I had created a ton of content for the company I was working for at the time, including the very first financial aid podcast, and I’m proud that kids paid less for college based on the work I did.
But this should give you a sense of just how long the long tail of content is. I got this email today – October 23, 2014, almost 5 years after leaving the field:
Quick question could you recommend where my daughter should go/apply for a student loan? I remember you were connected with a student loan site or was I tripping?
This demonstrates the power and longevity of content online. Half a decade has passed since it was my job to answer questions like this, yet people still find me through evergreen content and ask questions. (I’m still happy to answer as best as I can, because it’s for a good cause)

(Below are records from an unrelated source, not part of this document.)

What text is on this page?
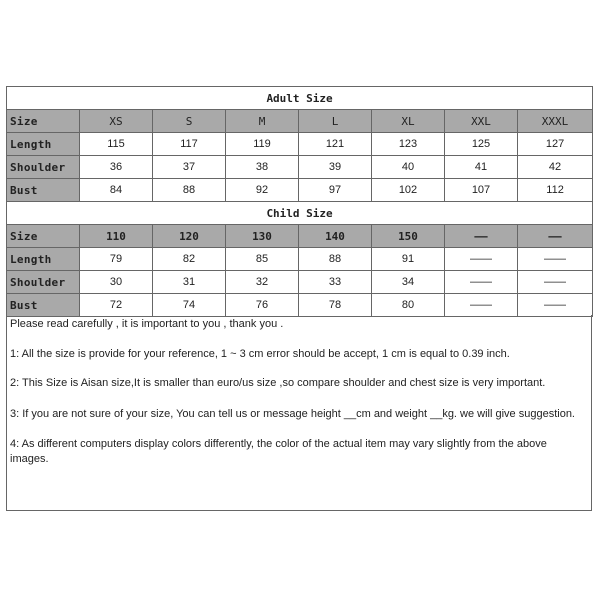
Adult Size							
Size	XS	S	M	L	XL	XXL	XXXL
Length	115	117	119	121	123	125	127
Shoulder	36	37	38	39	40	41	42
Bust	84	88	92	97	102	107	112
Child Size							
Size	110	120	130	140	150	——	——
Length	79	82	85	88	91	——	——
Shoulder	30	31	32	33	34	——	——
Bust	72	74	76	78	80	——	——

Please read carefully , it is important to you , thank you .

1: All the size is provide for your reference, 1 ~ 3 cm error should be accept, 1 cm is equal to 0.39 inch.

2: This Size is Aisan size,It is smaller than euro/us size ,so compare shoulder and chest size is very important.

3: If you are not sure of your size, You can tell us or message height __cm and weight __kg. we will give suggestion.

4: As different computers display colors differently, the color of the actual item may vary slightly from the above images.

The content you create today can come back to you years later. As long as content marketing programs take to get running, once they have momentum, they can continue paying benefits to you long into the future.
Financial aid stuff
For those interested, by the way, the answer to the above question is as follows. Before you go shopping for loans, be sure you’ve applied for scholarships. There are millions of dollars out there and many scholarships only get a handful of applicants, especially the low dollar ones. Winning 10 500 scholarships is just as good as winning 15,000 scholarship, and the competition is lighter. Googling for scholarships is simple to do, and just requires dedication and work.
One parent who was a listener of my podcast back in the day had a great tip: he paid his child 10 cents on the dollar for every scholarship they brought home. When Junior wanted a new car, new phone, new etc., this dad reminded him of the deal. By the time freshman year rolled around, the kid had the new phone, new laptop, etc. – because they brought home $138,000 in scholarships.
When it comes to loans, start by completing a FAFSA and then seeing what financial aid you qualify for. Every student enrolled in an eligible, accredited school can get an unsubsidized Stafford federal student loan. Students who file a FAFSA and are given approval by demonstrating financial need can get subsidized Stafford federal student loans as well. After that, students can either apply with a cosigner for private student loans, or parents can apply for federal PLUS loans. For complete information about federal student loans, go visit the US Department of Education’s website.
Your best bet before you begin the financial aid process is to talk to a qualified financial planner to look at all of your options. Many community banks and credit unions offer these services for free to members; typically they work on salary and receive no commissions or incentives to sell you extra stuff. Sometimes, taking out a home equity loan if possible may make greater overall financial sense than taking out a student or parent loan – but you can make that determination only when you look at the big picture, financially.